In der Nähe des berühmten Plaza de Armas, auf dem man früher Mumien der verblichenen Inka-Herrscher in Prozessionen herum trug, liegt die Stadtbibliothek. Im Gegensatz zu Klagenfurt lässt sich die Stadtverwaltung Cuscos nicht lumpen, und stellt ihren Einwohnern ein Haus des Wissens zur Verfügung. Die Größe ist bescheiden und die alten Zettelkästen passten mehr ins neunzehnte als ins einundzwanzigste Jahrhundert. Dafür gibt es einen Raum mit Internetstationen. Die Leseplätze sind überfüllt. Junge und Alte drängen sich um die Pulte und bilden teils kleine Menschentrauben. Die zerlesenen Zeitschriften sind besonders begehrt. Wer verstehen will, welche Hoffnungen Menschen auf Bildung setzen können, der besuche Bibliotheken in Entwicklungsländern.

Titicacasee

Von Cusco aus fahre ich weiter zum Titicacasee. Die Hochebene liegt auf knapp viertausend Meter. Die Klimazonen sind nach oben verschoben, weil unterhalb der Berge der Dschungel liegt. Die Bäume Perus machen sich über unsere mitteleuropäischen Baumgrenzen lustig und versammeln sich in dieser Höhe noch zu Wäldern. Spektakuläre Wolkenformationen sind zum Greifen nahe. Darunter sehe ich dasselbe Schauspiel wie in vielen anderen armen Ländern, die ich besuchte.
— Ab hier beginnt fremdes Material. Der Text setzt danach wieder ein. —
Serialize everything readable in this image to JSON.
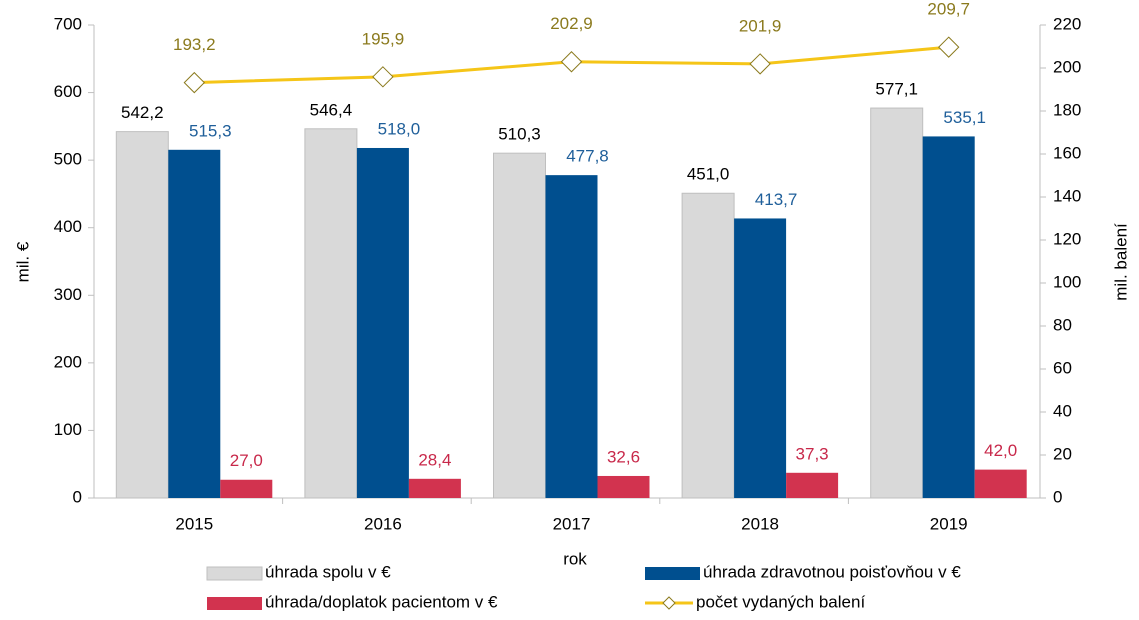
{
  "chart_data": {
    "type": "bar_line",
    "categories": [
      "2015",
      "2016",
      "2017",
      "2018",
      "2019"
    ],
    "x_label": "rok",
    "y_label": "mil. €",
    "y2_label": "mil. balení",
    "ylim": [
      0,
      700
    ],
    "yticks": [
      0,
      100,
      200,
      300,
      400,
      500,
      600,
      700
    ],
    "y2lim": [
      0,
      220
    ],
    "y2ticks": [
      0,
      20,
      40,
      60,
      80,
      100,
      120,
      140,
      160,
      180,
      200,
      220
    ],
    "legend": "bottom",
    "series": [
      {
        "name": "úhrada spolu v €",
        "type": "bar",
        "color": "#d9d9d9",
        "label_color": "#000000",
        "values": [
          542.2,
          546.4,
          510.3,
          451.0,
          577.1
        ],
        "value_labels": [
          "542,2",
          "546,4",
          "510,3",
          "451,0",
          "577,1"
        ]
      },
      {
        "name": "úhrada zdravotnou poisťovňou v €",
        "type": "bar",
        "color": "#004f8f",
        "label_color": "#1f5f9a",
        "values": [
          515.3,
          518.0,
          477.8,
          413.7,
          535.1
        ],
        "value_labels": [
          "515,3",
          "518,0",
          "477,8",
          "413,7",
          "535,1"
        ]
      },
      {
        "name": "úhrada/doplatok pacientom v €",
        "type": "bar",
        "color": "#d2334f",
        "label_color": "#c8284a",
        "values": [
          27.0,
          28.4,
          32.6,
          37.3,
          42.0
        ],
        "value_labels": [
          "27,0",
          "28,4",
          "32,6",
          "37,3",
          "42,0"
        ]
      },
      {
        "name": "počet vydaných balení",
        "type": "line",
        "axis": "y2",
        "color": "#f5c518",
        "label_color": "#8b7a1d",
        "values": [
          193.2,
          195.9,
          202.9,
          201.9,
          209.7
        ],
        "value_labels": [
          "193,2",
          "195,9",
          "202,9",
          "201,9",
          "209,7"
        ]
      }
    ]
  }
}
Immer wenn ich auf Reisen sehe, wie sich die Kleinbauern mit ihren armseligen Mitteln für ihren noch armseligeren Lebensunterhalt abplagen, sei es in Zentralchina, sei es in Nordindien, sei es in Kasachstan, drängt sich mir die Frage auf, ob die Menschen nicht doch besser Jäger und Sammler geblieben wären, statt sich auf das mühselige Landwirtschaftsabenteuer einzulassen. In einem armen Land ohne Sozialhilfe ist der Kampf um das tägliche Überleben selbstverständlich für viele Millionen Menschen an der Tagesordnung.
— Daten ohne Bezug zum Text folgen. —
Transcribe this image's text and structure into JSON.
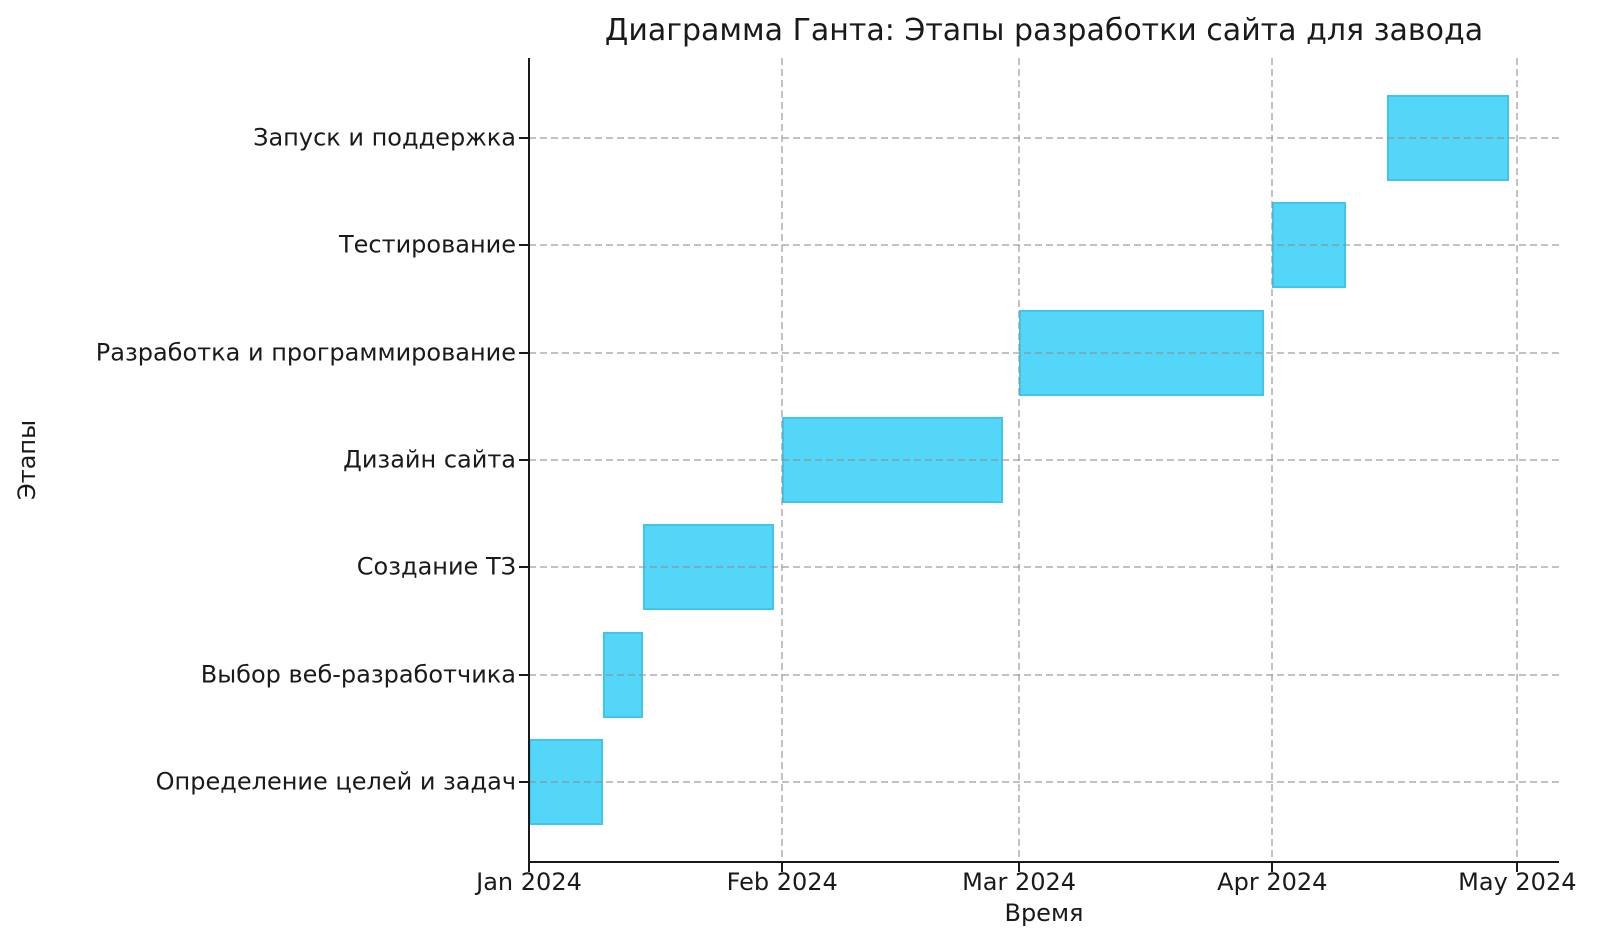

Trist ist auch die Stadt Puno, die direkt am Titicacasee liegt. Das Erklimmen eines Hotelstockwerks ist auf dieser Höhe bereits eine sportliche Großtat. War Cusco das machtpolitische Zentrum der Inka, so ist der Titicacasee das mythologische. Die Vorfahren der Inka sollen von der Sonneninsel dort stammen. Mit einem Durchmesser von fünfundsechzig Kilometer ist der See breiter als das Land Israel an vielen Stellen. Beinahe zweihundert Kilometer lang und bis zu dreihundert Meter tief wirkt der Titicacasee wie ein Binnenmeer. Haupttouristen-Attraktion sind die aus Schilf gebauten Inseln der Uros-Indianer. Sie zogen ursprünglich auf den See, um den Kriegszügen der Inka zu entgehen. Als ich eine dieser Do-it-yourself-Inseln betrete, wird mir aber schnell klar, dass sie heute nur noch ein Erlebnispark für Touristen sind.
Authentischer ist die Insel Taquile auf der noch tausendfünfhundert Einheimische wohnen. Die vielen bereits fertigen und noch in Bau befindlichen neuen soliden Häuser zeigen uns, dass wir Tagestouristen auch dort die Wirtschaft ordentlich ankurbeln. Trotz der Rucksack- und Kulturreisenden ist die Insel noch nicht am Stromnetz angeschlossen. Auch fließendes Wasser in den Häusern ist eine Seltenheit.

Bolivien

Am tiefblauen Titicacasee entlang, hinter dem sich schneebedeckte Sechstausender erheben, fahre ich Richtung bolivianische Grenze weiter. Im sonst verschlafenen Grenzort war aufgrund eines Marktes Hochbetrieb. Kaum hatte ich mich auf der peruanischen Seite zu den grotesken Grenzformalitäten vorgeschoben, gibt es ein neues Hindernis: Eine Wasserleiche treibt friedlich auf dem Fluss und die zum bolivianischen Grenzübergang führende Brücke war vollgestopft mit enthusiasmierten Schaulustigen.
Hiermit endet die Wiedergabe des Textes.